Hailing from Lagos, Nigeria, Jenevieve Aken focuses on social documentary photography, self-portraiture, and the transforming urban condition. She has participated in the past three editions of LagosPhoto and also participated in the African Artist Foundation’s Female Artist Platform in 2014 in conjunction with Ford Foundation. She also works as a model and was awarded “Model of the Year” by MTN/British Council Nigeria in 2011.
Laylah Amatullah Barrayn & Adama Delphine Fawundu: Jenevieve Aken participated in the women in photography workshop that Delphine facilitated in Lagos back in 2012. Interestingly enough, MFON photographers Renee Cox and Hélène Amouzou were two of the photographers that were studied during that workshop.
At the time Jenevieve was just starting out and was dealing with the backlash that she thought she would face in Nigeria if she bared certain body parts in her photographs. She was concerned about her photographs being viewed as oversexualised or disrespectful. Her works complicate the tension between pre- and post-colonial identities, along with westernised and non-westernised cultural values and identities
In MFON, we prominently feature some of her powerful photographs from the series Great Expectations – Miss Aken, which speaks to how marriage impacts Nigerian women. The work also eloquently brings to the discussion the difference between art and exploitation when representing a woman’s body.
A visual artist living in Ithaca, New York, Nydia Blas weaves intimate stories through a Black feminine lens, creating a spellbinding portrait of the complex layers of existence. Drawing upon her own experiences as a girl, woman, and a mother, Blas creates allegorical images that engage with ideas of circumstance, value, and power to examine the relationship between resilience and resistance.
Laylah Amatullah Barrayn & Adama Delphine Fawundu: We were both blown away by Nydia Blas’s photographs that create magical narratives around young girls of colour, which we saw during her residency at the Center for Photography at Woodstock. For MFON, we chose a photograph from her series The Girls Who Spun Gold. Here Blas examines the concept of seeing oneself through the gaze of others.
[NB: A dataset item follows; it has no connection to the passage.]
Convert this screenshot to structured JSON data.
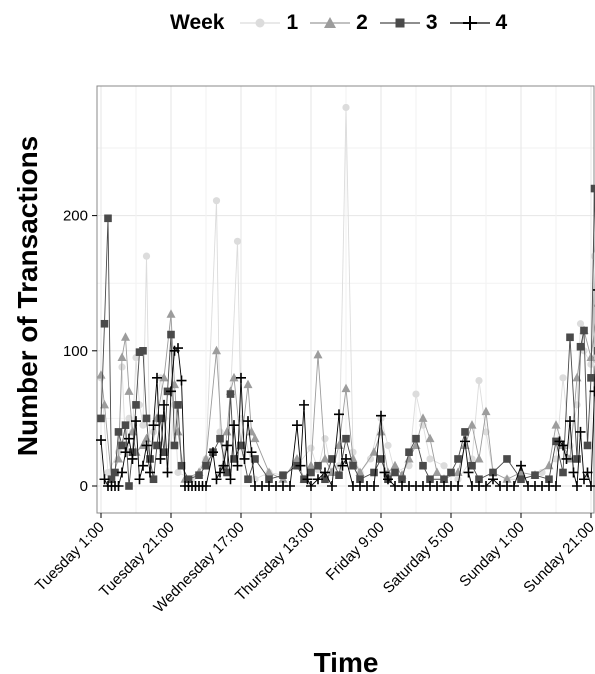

Her photographs explore ways in which girls come to understand themselves while simultaneously becoming aware of the expectations of being gendered, racialised, and sexualised.
Born in Kingston, Jamaica, Sabriya Simon moved to the island of Antigua just before turning five years old. She returned to her homeland in 1998 to attend University, getting degrees in Psychology and Applied Organisational Psychology. During school, she got her first camera and began to teach herself the art, documenting the landscape of Jamaica and the women who inhabit it. Simon’s work is natural and intuitive, embracing the essence of the Goddess in her many forms.
Laylah Amatullah Barrayn & Adama Delphine Fawundu: Sabriya Simon sheds light on how the ancient spiritual practices hailing from the continent of Africa have transformed within the diaspora over hundreds of years. Her works are important in larger conversations about identity, spirituality, and cultural hybridity, demonstrating that even colonialism and enslavement could not stop the powerful spiritual practices of the people.